AgentSkillsCN

extract-webpage-data

利用AI从网页中提取结构化数据。

SKILL.md
--- frontmatter
name: extract-webpage-data
description: Extract structured data from web pages using AI

Extract Webpage Data

Extract structured data from any web page using AI. Turn messy HTML into clean, organized data.

When to Use

  • User wants to extract specific data from a website
  • User asks to scrape information from a page
  • User needs structured data from unstructured content
  • User wants to pull product info, contact details, etc.
  • Converting web content to usable data

How It Works

Uses Olostep, Scrapegraph, or Riveter APIs for AI-powered data extraction.

Usage

Simple Scrape with Olostep

bash
orth run olostep /v1/scrapes -d '{"url_to_scrape":"https://example.com/products"}'

AI-Powered Extraction with Scrapegraph

bash
orth run scrapegraph /v1/smartscraper -d '{"website_url":"https://example.com/team","user_prompt":"Extract all team members with their names, titles, and LinkedIn URLs"}'

Schema-Based Extraction with Riveter

bash
orth run riveter /v1/scrape -d '{"url":"https://example.com","schema":{"name":"string","price":"number","description":"string"}}'

Get AI Answer from Web

bash
orth run olostep /v1/answers -d '{"task":"Find the pricing for Notion Teams plan from their website"}'

Crawl Multiple Pages

bash
orth run olostep /v1/crawls -d '{"start_url":"https://example.com","max_pages":10}'

Parameters

Olostep Scrape

  • url_to_scrape (required) - URL to scrape
  • formats - Output formats (markdown, html, text)

Scrapegraph

  • website_url (required) - URL to scrape
  • user_prompt (required) - Natural language description of what to extract

Riveter

  • url (required) - URL to scrape
  • schema - JSON schema defining the data structure to extract

Olostep Answer

  • task (required) - Natural language task/question

Response

Olostep Response

Returns a scrape object:

  • id (string) - Scrape ID (e.g., scrape_z926lxxon3)
  • result.markdown_content (string|null) - Page content as markdown
  • result.html_content (string|null) - Raw HTML (if requested via formats)
  • result.text_content (string|null) - Plain text (if requested)
  • result.markdown_hosted_url (string|null) - S3 URL for large content
  • result.links_on_page (array) - Links found on the page
  • result.screenshot_hosted_url (string|null) - Screenshot URL (if requested)
  • result.page_metadata (object) - status_code of the page
  • credits_consumed (integer) - Credits used for this scrape

Async crawls: POST /v1/crawls returns an id.
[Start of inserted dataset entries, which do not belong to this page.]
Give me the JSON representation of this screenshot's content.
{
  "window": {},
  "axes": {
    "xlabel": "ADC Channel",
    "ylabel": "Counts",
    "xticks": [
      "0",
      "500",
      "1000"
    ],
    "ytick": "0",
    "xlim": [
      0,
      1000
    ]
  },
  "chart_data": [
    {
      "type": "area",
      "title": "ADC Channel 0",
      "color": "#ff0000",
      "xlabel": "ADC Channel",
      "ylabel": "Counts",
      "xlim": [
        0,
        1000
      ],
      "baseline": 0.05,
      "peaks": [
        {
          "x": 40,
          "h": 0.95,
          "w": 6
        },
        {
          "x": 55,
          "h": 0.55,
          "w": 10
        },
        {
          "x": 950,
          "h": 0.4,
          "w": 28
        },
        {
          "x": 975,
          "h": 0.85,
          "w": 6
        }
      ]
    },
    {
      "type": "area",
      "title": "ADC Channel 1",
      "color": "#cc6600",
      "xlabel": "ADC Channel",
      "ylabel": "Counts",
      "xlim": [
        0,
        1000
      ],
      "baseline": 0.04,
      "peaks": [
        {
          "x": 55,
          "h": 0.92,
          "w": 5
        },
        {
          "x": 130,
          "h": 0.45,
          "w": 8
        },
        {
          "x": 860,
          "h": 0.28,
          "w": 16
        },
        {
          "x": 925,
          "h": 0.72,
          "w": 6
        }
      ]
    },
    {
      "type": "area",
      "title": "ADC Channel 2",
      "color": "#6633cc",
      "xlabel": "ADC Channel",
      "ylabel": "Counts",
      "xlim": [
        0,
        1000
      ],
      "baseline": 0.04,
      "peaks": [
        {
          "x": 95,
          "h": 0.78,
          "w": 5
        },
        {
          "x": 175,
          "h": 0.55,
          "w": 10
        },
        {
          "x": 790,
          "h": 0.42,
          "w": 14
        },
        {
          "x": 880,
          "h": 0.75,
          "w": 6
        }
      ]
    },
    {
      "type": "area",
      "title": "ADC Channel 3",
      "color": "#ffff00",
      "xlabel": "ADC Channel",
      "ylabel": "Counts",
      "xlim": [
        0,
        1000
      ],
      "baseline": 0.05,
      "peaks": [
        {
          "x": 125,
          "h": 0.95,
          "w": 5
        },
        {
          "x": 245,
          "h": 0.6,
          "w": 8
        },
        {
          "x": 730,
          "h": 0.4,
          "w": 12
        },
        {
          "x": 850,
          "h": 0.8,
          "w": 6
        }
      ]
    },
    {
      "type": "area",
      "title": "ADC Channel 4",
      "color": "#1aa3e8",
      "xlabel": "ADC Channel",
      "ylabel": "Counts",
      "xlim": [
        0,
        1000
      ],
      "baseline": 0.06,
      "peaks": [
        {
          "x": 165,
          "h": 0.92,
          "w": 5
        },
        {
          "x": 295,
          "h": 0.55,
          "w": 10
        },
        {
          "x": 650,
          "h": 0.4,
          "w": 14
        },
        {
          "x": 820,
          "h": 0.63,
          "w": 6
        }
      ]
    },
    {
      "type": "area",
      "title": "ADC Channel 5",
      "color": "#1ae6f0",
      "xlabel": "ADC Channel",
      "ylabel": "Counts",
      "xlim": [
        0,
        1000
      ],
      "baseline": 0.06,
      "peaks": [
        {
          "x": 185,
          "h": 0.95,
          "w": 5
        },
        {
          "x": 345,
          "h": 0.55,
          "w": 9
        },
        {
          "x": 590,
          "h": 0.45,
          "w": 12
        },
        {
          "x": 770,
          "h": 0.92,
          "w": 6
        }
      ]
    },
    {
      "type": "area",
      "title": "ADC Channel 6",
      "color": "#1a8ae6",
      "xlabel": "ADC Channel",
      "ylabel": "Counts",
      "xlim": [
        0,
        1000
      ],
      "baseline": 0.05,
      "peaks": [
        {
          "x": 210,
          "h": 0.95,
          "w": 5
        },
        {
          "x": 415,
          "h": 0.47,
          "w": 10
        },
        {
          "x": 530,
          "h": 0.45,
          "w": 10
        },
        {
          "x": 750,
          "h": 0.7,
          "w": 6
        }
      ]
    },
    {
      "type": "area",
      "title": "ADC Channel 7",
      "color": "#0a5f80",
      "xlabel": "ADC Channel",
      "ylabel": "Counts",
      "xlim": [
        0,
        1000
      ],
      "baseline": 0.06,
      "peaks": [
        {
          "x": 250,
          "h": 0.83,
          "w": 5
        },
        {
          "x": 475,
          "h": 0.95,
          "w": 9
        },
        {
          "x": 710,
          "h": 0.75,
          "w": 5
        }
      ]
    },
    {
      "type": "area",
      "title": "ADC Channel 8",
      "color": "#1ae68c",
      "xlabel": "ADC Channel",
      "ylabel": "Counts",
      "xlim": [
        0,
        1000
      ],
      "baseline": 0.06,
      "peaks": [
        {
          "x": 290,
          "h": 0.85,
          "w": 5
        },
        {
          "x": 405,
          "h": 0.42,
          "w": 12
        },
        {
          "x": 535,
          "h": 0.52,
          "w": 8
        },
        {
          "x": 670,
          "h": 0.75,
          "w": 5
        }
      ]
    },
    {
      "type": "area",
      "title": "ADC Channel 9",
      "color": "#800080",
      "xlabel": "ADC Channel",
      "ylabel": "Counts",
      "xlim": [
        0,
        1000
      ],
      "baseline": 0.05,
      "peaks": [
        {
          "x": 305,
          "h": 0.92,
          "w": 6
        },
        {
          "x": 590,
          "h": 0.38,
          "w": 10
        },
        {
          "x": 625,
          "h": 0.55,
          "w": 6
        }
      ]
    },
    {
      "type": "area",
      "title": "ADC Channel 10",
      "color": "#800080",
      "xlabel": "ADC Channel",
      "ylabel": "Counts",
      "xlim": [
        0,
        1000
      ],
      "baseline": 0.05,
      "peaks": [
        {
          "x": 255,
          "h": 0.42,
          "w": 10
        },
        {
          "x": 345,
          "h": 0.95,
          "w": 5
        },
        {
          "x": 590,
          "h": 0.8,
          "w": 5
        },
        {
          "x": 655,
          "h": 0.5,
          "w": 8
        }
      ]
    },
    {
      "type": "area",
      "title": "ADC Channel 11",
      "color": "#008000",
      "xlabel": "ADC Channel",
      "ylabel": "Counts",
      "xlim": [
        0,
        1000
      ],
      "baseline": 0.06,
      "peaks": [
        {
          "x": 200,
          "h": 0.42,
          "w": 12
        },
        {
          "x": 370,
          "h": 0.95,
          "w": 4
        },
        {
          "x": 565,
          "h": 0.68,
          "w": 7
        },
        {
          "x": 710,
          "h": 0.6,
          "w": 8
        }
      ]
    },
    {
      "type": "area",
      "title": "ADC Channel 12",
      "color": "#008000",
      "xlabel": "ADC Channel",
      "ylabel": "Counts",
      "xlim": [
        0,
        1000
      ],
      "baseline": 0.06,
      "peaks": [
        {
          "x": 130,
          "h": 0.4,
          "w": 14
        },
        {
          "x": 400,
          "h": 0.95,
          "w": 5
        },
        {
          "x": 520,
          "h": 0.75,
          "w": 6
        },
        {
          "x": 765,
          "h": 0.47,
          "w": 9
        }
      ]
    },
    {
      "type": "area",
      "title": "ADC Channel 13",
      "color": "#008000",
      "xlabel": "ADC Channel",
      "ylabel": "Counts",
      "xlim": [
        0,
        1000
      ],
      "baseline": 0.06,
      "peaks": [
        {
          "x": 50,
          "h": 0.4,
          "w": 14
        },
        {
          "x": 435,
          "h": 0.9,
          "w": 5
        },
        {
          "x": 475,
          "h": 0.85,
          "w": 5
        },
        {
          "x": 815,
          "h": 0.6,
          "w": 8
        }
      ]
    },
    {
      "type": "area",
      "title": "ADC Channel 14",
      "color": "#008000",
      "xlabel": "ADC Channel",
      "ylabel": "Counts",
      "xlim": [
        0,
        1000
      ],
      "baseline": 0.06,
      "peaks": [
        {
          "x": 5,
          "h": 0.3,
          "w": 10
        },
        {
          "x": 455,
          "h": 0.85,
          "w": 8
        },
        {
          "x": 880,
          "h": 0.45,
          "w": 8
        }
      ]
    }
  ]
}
Poll with GET /v1/crawls/{id} until complete.

Scrapegraph Response

Returns structured extraction result:

  • request_id (string) - Unique request identifier
  • status (string) - completed or pending
  • result (object) - AI-extracted data matching your prompt (dynamic keys)
  • error (string) - Empty on success, error message on failure

Note: For large pages, the POST may return status: "pending". Poll with GET /v1/smartscraper/{request_id} until status is completed.

Riveter Response

Returns scrape result:

  • request_status (string) - success or error
  • message (string) - Human-readable status
  • text (string) - Extracted page text content
  • url (string) - URL that was scraped
  • status_code (integer) - HTTP status of the page
  • run_key (string) - Unique run identifier
  • base_url_for_links (string) - Base URL for resolving relative links
  • riveter_app_link (string) - Link to view run in Riveter dashboard
  • credit_used (integer) - Credits consumed

Examples

User: "Get all the product names and prices from this page"

bash
orth run scrapegraph /v1/smartscraper -d '{"website_url":"https://example.com/products","user_prompt":"Extract all products with name, price, and description"}'

User: "Scrape the team page and get everyone's info"

bash
orth run scrapegraph /v1/smartscraper -d '{"website_url":"https://example.com/about/team","user_prompt":"Extract team members: name, role, bio, photo URL, LinkedIn"}'

User: "What are Stripe's API pricing details?"

bash
orth run olostep /v1/answers -d '{"task":"Find Stripe API pricing breakdown from stripe.com/pricing"}'

User: "Get all blog post titles and dates from this blog"

bash
orth run riveter /v1/scrape -d '{"url":"https://blog.example.com","schema":{"posts":[{"title":"string","date":"string","url":"string"}]}}'

Error Handling

  • 504 - Olostep timeout on slow pages — retry or try a simpler URL
  • 400 - Missing required parameters (url_to_scrape for Olostep, website_url + user_prompt for Scrapegraph, url for Riveter)
  • Scrapegraph returns error field in response body — check it even on 200 status
  • Riveter returns request_status: "error" with details in message
  • Some sites block automated scraping — try a different API if one fails

Tips

  • Scrapegraph is best for natural language extraction
  • Riveter is best when you know the exact schema you want
  • Olostep is great for general scraping and AI answers
  • For dynamic sites (JavaScript-heavy), these tools handle rendering
  • Be specific in your prompts for better extraction results
  • Some sites may block automated access